911 Dispatch Data Cleaning

by Ellie Newman

February 4, 2019

Ever since WPRDC was launched as our Pittsburgh-area open data portal, 911 call and dispatch data has been one of the most requested datasets. And no wonder: by looking at the time and location of different types of emergencies, community members, researchers, nonprofits and others can answer important questions about their community. What areas have the most vacant building fires? Has the overdose crisis eased off over the past few years?

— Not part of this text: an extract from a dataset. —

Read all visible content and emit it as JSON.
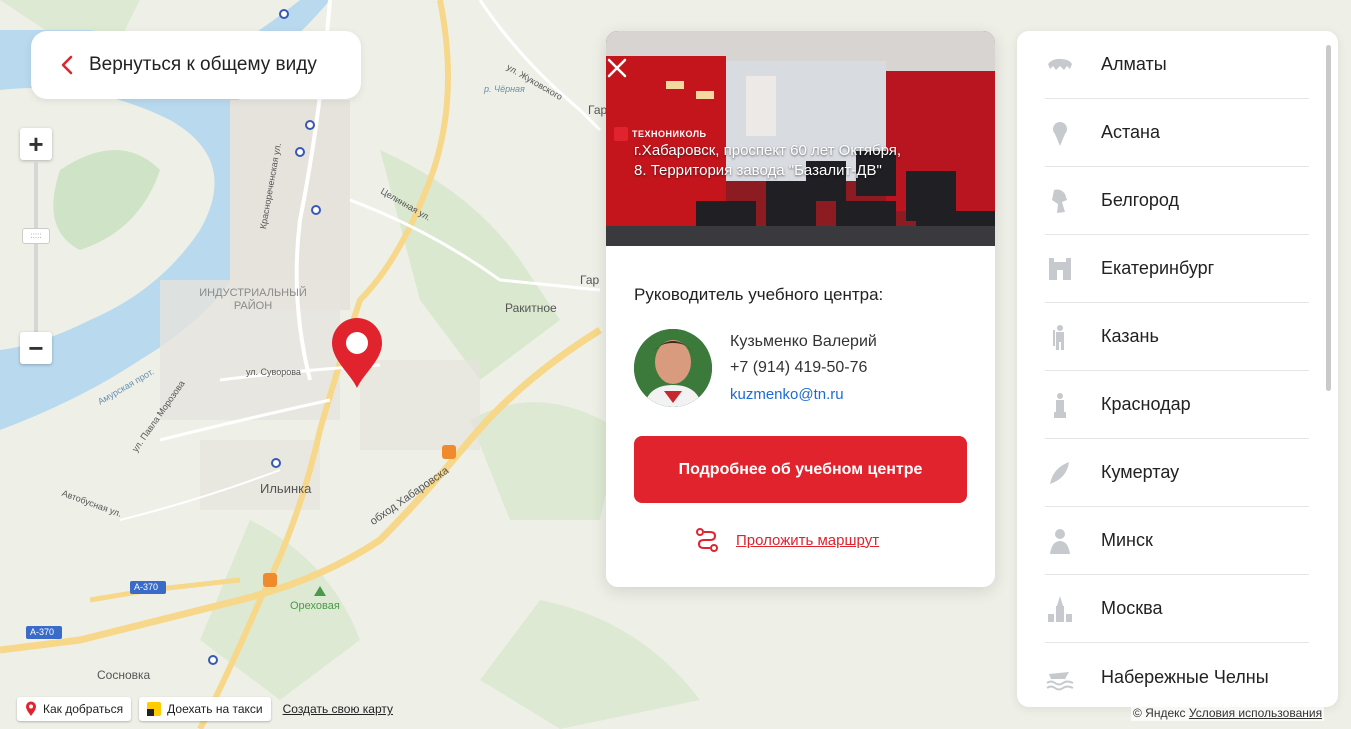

Allegheny County’s 911 center handles emergency dispatch services for 111 of the 130 municipalities in the county. Trained operators take information about the call, determine the location of the emergency, and dispatch emergency responders according to the priority level of the call. The value of the dataset is obvious, and we initially thought it would be a quick release. But a closer look revealed some thorny questions about privacy and re-identification.

The call description field was extremely detailed: so much so that even the age and medical information about the victim was sometimes revealed. Combined with precise location information, someone could potentially re-identify people using their own knowledge about ambulance calls to an area. For example, here’s a snapshot of some actual call types found in the CAD:

Sample call descriptions in CAD

Our goal was to find a method of aggregating the data that kept useful information that people cared about, but not release enough detail to compromise anonymity. We knew that was wasn’t so much the detail in any one field, but rather the combination of fields in a record, that threatened privacy. The three most potentially identifying pieces of data in each record was the date/time, location, and nature of the emergency. Of course, those were also the most interesting and useful fields–so we needed a way to aggregate each field just enough to de-identify, but not so much to whitewash the data.

We tested various combinations of data aggregation, and ultimately settled on the following:

  • Geocode to census block groups. Remove address and lat/long.

Downtown Pittsburgh-area census block groups. Block groups generally have about 600-3,000 residents.

  • Keep only quarter and year. Remove exact date and time.
  • Shorten call types, in most cases taking the first couple words before the dash in the above sample.
  • Sexual assaults were grouped with assaults.
  • Resulting “short” call types were reviewed by our data privacy team, and some were marked as relating to protected health conditions, such as pregnancy, diabetes, and mental health issues

Finally, records were tested for unique combinations of census block group-quarter-year. If the number of calls in a block group for one quarter was less than five, and the short call types could be considered sensitive (e.g. not fires or traffic-related), then the call type was removed.

You can still make a detailed map with this data, or analyze trends over time. But if you’re looking up ambulance calls to your street to find out if your neighbor had a heart attack, you’ll be foiled–there will be too many records, blurred just enough, to tell what exactly that call was for.